13 Sri Lankan sailors killed in rebel ambush
Suspected Tamil Tiger rebels ambushed a naval convoy in north-western Sri Lanka today, killing 13 sailors and injuring at least two others, the navy said.
About 30 sailors were travelling in a bus and a truck toward their base in Mannar district, 135 miles north of the capital, Colombo when they were attacked, said navy spokesman Cmdr. Jayantha Perera.
He said the explosions were initially thought to be land mine blasts, but it was found later that the rebels had triggered a claymore mine and fired rocket propelled grenades, causing a fire in the bus.
Perera said 13 sailors were killed in the attack, which he blamed on the rebels. The Tamil Tigers, however, denied any responsibility.
“The Liberation Tigers were not involved in any activity that breaches the cease-fire agreement,” rebels spokesman Daya Master told The Associated Press by telephone from the rebel stronghold of Kilinochchi.
“There is no connection whatsoever between us and this attack.”
Also today, suspected rebels fatally shot a Sri Lankan army intelligence agent in the central Sri Lankan town of Nuwara Eliya, 110 miles east of Colombo. It was the first known attack of its kind in the area, said Defence Ministry spokesman Brig. Prasad Samarasinghe, who blamed the Tigers for the killing.

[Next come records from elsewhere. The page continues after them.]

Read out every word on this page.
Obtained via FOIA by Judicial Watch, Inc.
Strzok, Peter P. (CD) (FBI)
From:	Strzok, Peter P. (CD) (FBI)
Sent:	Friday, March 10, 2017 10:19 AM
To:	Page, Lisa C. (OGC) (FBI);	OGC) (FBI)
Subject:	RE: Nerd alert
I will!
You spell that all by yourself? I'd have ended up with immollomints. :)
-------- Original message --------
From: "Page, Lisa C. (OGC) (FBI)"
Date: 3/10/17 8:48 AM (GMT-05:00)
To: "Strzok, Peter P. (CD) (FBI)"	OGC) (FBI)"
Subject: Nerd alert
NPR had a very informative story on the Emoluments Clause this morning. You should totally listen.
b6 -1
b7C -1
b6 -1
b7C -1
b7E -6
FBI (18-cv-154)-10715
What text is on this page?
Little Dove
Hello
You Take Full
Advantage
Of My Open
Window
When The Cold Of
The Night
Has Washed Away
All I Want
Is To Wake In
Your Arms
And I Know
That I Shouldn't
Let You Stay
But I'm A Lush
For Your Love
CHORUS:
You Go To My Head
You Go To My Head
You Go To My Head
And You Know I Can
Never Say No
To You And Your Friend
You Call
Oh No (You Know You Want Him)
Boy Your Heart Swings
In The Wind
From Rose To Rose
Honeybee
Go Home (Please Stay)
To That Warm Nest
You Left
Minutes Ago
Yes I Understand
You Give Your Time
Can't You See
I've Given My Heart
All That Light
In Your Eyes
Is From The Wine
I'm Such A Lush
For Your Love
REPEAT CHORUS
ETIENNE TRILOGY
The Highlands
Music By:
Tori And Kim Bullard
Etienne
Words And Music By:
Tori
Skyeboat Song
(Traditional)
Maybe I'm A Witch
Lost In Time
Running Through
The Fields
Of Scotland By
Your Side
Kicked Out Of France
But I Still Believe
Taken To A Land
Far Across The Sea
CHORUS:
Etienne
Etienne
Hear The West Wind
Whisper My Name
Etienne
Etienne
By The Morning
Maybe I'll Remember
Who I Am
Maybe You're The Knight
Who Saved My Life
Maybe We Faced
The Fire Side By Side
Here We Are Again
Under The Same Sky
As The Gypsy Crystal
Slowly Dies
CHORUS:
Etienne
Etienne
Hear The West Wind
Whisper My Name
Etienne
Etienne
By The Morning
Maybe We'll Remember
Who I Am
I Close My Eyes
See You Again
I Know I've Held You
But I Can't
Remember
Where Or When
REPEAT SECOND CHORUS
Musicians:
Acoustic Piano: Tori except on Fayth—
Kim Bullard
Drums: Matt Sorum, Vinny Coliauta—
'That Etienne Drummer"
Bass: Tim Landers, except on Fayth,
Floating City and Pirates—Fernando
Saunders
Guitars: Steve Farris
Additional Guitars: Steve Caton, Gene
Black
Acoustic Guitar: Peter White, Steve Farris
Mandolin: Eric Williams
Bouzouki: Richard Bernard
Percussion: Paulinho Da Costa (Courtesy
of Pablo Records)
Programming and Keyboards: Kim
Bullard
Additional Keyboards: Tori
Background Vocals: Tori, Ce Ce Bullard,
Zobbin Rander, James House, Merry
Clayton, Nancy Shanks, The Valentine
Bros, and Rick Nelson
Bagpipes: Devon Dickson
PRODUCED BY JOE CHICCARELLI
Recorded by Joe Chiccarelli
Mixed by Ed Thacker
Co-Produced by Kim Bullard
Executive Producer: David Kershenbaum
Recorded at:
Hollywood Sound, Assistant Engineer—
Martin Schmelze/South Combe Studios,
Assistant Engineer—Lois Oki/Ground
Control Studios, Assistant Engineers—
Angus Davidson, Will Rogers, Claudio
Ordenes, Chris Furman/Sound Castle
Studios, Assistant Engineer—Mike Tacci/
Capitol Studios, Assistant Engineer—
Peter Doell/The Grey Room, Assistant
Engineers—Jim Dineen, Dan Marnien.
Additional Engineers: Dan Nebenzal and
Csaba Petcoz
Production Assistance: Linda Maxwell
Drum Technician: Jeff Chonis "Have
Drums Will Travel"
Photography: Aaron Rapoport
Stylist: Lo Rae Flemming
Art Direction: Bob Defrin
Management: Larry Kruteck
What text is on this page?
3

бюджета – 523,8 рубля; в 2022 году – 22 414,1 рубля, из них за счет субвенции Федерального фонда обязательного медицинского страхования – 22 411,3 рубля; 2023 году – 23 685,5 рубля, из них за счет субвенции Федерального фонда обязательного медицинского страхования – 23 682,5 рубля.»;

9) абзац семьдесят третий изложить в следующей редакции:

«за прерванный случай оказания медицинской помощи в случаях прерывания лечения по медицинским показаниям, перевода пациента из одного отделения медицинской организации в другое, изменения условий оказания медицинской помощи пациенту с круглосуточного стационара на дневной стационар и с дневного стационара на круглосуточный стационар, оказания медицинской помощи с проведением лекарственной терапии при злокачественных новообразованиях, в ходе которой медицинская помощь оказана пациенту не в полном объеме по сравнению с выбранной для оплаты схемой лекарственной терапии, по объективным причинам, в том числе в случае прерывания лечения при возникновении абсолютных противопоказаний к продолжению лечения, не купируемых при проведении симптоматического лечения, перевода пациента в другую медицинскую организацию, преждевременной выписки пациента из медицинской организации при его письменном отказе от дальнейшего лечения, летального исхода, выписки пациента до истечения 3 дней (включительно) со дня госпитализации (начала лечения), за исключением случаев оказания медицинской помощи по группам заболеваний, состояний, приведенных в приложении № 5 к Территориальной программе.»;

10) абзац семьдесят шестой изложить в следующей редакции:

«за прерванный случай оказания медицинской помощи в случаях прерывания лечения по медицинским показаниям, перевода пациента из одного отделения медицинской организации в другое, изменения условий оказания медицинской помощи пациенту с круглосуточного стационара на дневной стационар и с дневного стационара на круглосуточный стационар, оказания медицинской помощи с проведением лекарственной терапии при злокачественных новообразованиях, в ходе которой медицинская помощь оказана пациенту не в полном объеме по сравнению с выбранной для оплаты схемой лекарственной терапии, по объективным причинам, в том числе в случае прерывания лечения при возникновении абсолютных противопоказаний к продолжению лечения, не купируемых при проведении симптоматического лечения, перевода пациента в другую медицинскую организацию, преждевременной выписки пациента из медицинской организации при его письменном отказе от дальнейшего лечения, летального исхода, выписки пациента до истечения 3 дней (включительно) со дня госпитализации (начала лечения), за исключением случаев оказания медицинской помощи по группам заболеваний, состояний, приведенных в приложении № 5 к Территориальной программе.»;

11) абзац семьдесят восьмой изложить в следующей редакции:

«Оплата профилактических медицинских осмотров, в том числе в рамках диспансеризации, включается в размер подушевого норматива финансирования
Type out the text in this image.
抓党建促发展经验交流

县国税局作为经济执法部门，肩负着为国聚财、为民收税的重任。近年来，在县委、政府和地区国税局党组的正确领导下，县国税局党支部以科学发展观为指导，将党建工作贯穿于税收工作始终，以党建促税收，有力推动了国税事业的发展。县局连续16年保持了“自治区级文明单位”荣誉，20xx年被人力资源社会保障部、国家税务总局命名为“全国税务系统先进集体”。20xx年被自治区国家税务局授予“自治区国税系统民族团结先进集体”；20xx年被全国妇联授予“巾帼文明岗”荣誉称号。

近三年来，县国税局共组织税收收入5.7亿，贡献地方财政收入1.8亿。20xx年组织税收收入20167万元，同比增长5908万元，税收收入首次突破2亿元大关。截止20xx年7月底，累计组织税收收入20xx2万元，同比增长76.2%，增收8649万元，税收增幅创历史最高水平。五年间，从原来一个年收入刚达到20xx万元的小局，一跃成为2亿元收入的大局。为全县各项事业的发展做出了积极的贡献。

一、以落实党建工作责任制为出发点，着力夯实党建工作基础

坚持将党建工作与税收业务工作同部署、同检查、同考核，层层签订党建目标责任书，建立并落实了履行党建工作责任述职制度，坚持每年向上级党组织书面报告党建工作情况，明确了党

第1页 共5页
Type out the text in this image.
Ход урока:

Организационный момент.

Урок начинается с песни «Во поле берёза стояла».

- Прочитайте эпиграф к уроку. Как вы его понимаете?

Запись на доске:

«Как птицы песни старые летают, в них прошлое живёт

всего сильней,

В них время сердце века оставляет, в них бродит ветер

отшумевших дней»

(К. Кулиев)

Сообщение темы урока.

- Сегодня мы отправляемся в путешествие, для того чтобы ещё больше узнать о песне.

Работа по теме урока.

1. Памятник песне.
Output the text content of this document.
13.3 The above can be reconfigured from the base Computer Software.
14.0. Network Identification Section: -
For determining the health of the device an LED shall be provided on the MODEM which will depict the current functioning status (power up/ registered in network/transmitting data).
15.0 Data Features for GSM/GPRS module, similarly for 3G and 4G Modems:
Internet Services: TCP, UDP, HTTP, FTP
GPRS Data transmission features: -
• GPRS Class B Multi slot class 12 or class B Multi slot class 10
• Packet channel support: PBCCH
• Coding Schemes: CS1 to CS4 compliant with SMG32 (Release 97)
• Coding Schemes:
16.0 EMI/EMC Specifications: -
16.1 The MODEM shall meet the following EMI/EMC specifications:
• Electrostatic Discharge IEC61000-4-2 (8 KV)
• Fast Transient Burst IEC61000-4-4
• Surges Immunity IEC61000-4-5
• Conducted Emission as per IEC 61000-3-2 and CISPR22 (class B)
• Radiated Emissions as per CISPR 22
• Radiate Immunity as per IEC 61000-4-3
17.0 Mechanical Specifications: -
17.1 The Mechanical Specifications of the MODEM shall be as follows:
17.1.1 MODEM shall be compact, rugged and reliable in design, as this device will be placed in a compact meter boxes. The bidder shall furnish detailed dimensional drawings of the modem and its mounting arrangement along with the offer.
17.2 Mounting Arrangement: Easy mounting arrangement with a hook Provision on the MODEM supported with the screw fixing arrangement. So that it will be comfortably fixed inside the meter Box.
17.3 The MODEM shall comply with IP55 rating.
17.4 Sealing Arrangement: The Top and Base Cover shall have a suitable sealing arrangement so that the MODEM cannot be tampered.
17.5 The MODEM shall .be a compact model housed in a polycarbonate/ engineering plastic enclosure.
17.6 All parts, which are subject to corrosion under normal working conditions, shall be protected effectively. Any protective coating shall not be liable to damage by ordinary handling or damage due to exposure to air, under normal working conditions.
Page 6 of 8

The attacks are the most serious violence to threaten the already-shaky 2002 government-rebel cease-fire that halted Sri Lanka’s devastating two-decade war.
Violence has escalated in Sri Lanka’s ethnic Tamil-majority north-east since rebel leader Velupillai Prabhakaran threatened to resume his struggle for an independent Tamil nation if the government fails to address grievances of the minority Tamil community.
During this month alone, 20 government soldiers were killed and many more injured in attacks blamed on the rebels.
Security was tightened in Colombo after today’s attack to prevent a possible backlash against minority Tamils.
Armed forces patrolled the streets on motorbikes carrying assault rifles and wearing body armour.
The death of 13 government soldiers in a Tamil Tiger attack in July 1983 triggered anti-Tamil riots in which hundreds were killed and led to hundreds of thousands fleeing the country. The riots drove many Tamil youths into militant independence movements.
Liberation Tigers of Tamil Eelam rebels started fighting in 1983 for a separate homeland in the country’s north and east for the island nation’s minority ethnic Tamils, claiming discrimination by the majority Sinhalese. The conflict killed about 65,000 people before the cease-fire.